Rousseff’s more aggressive campaign strategy aimed at exploiting Neves’ weaknesses has helped deflect attention away from recent bad news on the economic front, including falling industrial output and a threatened credit downgrade.
While investors and some business leaders blame Rousseff’s heavy-handed industrial policies for pushing Brazil into recession this year, unemployment is near record lows and many of Brazil’s poor credit her Workers’ Party.
Rousseff and Neves are fighting for the support of one key demographic - the millions of Brazilian who were lifted from poverty during 12 years of Workers’ Party rule but are now demanding better public services.
Voters who call themselves undecided are predominantly female and less well educated, and will tend to cast their ballots for Rousseff, said Mauro Paulino, Datafolha’s director.
But he said other voters can still be swayed one way or the other, especially young Brazilians with access to education that their parents could only dream of.
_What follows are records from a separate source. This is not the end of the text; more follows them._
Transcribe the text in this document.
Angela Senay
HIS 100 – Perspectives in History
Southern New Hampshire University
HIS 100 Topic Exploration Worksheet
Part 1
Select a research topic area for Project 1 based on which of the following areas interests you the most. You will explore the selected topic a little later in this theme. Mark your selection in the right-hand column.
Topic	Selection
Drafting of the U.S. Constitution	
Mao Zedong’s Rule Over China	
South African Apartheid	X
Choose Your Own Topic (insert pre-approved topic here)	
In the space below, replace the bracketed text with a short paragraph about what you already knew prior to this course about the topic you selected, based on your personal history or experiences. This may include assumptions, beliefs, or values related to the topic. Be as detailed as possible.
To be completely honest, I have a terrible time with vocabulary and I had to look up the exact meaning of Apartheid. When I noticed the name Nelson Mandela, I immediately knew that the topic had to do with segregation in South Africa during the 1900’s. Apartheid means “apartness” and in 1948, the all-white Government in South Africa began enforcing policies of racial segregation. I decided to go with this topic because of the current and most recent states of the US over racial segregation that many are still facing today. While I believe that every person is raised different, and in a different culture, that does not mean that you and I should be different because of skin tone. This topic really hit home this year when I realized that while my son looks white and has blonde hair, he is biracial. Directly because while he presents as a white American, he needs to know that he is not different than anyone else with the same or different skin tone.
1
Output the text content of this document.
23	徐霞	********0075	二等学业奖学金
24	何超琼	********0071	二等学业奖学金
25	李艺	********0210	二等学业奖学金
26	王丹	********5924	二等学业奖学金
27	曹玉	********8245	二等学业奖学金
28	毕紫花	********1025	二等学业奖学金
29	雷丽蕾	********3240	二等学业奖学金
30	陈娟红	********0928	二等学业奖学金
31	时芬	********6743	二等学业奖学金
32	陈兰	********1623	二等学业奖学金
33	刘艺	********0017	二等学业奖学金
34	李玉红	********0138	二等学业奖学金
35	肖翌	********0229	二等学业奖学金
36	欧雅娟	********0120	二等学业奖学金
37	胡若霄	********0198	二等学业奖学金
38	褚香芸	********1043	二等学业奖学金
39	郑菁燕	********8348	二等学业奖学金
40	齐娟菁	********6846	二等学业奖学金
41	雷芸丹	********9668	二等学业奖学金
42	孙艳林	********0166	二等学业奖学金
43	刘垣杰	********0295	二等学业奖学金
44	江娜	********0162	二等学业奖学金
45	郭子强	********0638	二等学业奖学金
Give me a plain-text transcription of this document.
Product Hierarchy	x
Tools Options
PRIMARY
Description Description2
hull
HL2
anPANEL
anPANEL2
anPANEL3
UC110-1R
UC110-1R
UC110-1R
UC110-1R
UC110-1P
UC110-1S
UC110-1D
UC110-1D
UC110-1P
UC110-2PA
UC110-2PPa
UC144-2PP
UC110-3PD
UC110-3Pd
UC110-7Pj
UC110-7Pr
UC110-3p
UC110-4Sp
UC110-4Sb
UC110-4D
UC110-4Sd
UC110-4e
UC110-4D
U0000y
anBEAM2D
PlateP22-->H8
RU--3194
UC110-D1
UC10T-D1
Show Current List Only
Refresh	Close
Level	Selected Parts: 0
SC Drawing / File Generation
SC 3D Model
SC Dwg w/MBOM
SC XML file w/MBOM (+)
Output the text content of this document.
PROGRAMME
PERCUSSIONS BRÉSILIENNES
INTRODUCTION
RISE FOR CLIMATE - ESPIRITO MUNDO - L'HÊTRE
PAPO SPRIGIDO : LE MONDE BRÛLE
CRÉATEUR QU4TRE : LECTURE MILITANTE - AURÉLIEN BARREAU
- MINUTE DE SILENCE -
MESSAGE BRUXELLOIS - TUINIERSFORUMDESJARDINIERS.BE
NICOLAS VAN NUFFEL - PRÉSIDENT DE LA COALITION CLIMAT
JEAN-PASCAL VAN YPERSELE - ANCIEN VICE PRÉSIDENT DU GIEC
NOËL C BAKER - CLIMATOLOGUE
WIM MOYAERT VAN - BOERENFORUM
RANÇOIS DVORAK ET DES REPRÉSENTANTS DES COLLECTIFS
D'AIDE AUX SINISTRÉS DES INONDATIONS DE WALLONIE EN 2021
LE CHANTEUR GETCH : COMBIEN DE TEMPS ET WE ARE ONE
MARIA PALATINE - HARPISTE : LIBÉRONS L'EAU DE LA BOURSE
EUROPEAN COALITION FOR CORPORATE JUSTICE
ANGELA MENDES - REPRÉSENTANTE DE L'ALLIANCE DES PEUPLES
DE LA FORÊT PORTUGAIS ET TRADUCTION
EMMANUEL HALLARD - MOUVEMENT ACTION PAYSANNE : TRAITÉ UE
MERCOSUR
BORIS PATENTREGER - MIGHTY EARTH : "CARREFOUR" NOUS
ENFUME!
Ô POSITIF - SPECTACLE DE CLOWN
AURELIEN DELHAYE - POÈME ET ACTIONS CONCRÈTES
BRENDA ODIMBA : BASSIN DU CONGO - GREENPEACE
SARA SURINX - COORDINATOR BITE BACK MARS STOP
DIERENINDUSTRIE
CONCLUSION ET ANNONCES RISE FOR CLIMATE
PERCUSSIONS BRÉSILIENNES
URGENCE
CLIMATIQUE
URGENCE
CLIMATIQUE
Frustrations with the political status quo drove many of those young voters into the streets last year in protests that swept major cities, and they found a sympathetic candidate in environmentalist Marina Silva.
After Silva’s first-round elimination, she endorsed Neves, but some of her supporters have resisted backing a politician they view as traditional and conservative.
“This election is totally unpredictable and so the debates will be decisive,” said Paulino. “That’s why Thursday night’s debate was so fiery.”
The most important debate will be on Brazil’s largest network TV Globo on Oct. 24, less than 48 hours before voting booths open.
“It will be a face-to-face clash with the whole nation watching,” said Thiago de Aragao, partner at Arko Advice, a political analysis firm in Brasilia. “It’s going to be very ugly. There will be more attacks than policy proposals.”